Fort Davis National Historic Site

2. Fort Davis National Historic Site

The area’s military history is evident by the remains of the Fort Davis National Historic Site. This restored site was manned by the Buffalo Soldiers in the 9th and 10th U.S. Cavalry and 24th and 25th U.S. Infantry from 1867 to 1885. It remains one of the most popular attractions in the area and was named the “Best Preserved Fort in the West,” by True West Magazine in January 2011. The fort sits at the foot of Sleeping Lion Mountain and visitors freely roam the grounds daily.

3. The Chihuahuan Desert Nature Center & Botanical Gardens

Located on a 507-acre ranch, The Chihuahuan Desert Nature Center & Botanical Center (CDRI) is home to a visitor’s center, an arboretum and a cactus and succulent greenhouse with over 200 species of cacti. There are also several hiking paths that keep visitors busy and offer an up close look at the natural beauty of the region. The CDRI is open Monday through Saturday from 9-5.

4. The Scenic Loop Drive

If you really want to see the natural beauty of West Texas, you shouldn’t miss out on the Scenic Loop Drive. This 75-mile drive leaves from Fort Davis and travels on Highway 118 through Limpia Canyon past Locke and Fowlkes Mountain and the McDonald Observatory and then into Madera Canyon. After a turn onto Texas 166, the road passes Mt. Livermore and Sawtooth Mountain. Other notable views include the Puertacita Mountains and Miter Peak. This winding drive will take about an hour and half and you should plan to stop at one of the numerous picnic areas along the way and enjoy a sack lunch in an amazing setting.

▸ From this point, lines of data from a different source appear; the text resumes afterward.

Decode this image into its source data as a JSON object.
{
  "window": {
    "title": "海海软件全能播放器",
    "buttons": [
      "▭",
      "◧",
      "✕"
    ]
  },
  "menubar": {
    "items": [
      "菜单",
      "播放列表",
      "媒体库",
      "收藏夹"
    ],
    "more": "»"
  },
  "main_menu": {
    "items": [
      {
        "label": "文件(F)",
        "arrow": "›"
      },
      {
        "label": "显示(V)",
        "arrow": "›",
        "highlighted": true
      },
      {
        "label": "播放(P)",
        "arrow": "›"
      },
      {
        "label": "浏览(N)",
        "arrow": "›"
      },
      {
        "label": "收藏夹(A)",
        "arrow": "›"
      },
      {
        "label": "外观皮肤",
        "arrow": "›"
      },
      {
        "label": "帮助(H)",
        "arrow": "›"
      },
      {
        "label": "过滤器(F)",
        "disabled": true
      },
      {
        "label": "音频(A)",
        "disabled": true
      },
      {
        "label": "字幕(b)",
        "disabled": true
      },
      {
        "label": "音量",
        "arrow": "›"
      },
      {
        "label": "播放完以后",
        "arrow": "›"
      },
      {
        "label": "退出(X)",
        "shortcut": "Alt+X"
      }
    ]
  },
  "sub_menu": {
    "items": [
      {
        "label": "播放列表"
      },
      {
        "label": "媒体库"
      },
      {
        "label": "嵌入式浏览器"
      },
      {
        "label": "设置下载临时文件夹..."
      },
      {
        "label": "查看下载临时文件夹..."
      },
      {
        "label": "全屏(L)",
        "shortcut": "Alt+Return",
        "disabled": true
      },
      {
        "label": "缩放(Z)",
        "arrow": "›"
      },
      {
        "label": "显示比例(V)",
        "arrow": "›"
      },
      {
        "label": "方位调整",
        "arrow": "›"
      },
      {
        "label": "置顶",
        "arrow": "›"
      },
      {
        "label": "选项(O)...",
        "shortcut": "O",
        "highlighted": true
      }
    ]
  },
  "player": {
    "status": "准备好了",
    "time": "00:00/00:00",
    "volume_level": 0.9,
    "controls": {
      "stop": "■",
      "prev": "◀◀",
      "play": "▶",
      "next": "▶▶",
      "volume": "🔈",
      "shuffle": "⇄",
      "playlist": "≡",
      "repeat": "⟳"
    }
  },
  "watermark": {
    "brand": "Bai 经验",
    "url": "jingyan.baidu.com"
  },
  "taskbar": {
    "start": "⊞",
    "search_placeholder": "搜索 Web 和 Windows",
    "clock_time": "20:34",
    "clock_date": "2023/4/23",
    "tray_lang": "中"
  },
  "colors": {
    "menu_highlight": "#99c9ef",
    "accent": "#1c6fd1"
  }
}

5. The Overland Trail Museum

Located on Fort Street, the Overland Trail Museum contains artifacts and other unique items that depict the early life in West Texas. Notable items include artifacts from the original Valentine Post Office, vintage photographs and a restored pioneer kitchen. The Fort Davis Historical Society owns and operates the Overland Trail Museum. The Museum is open from 1 p.m. to 5 p.m., Tuesday through Sunday.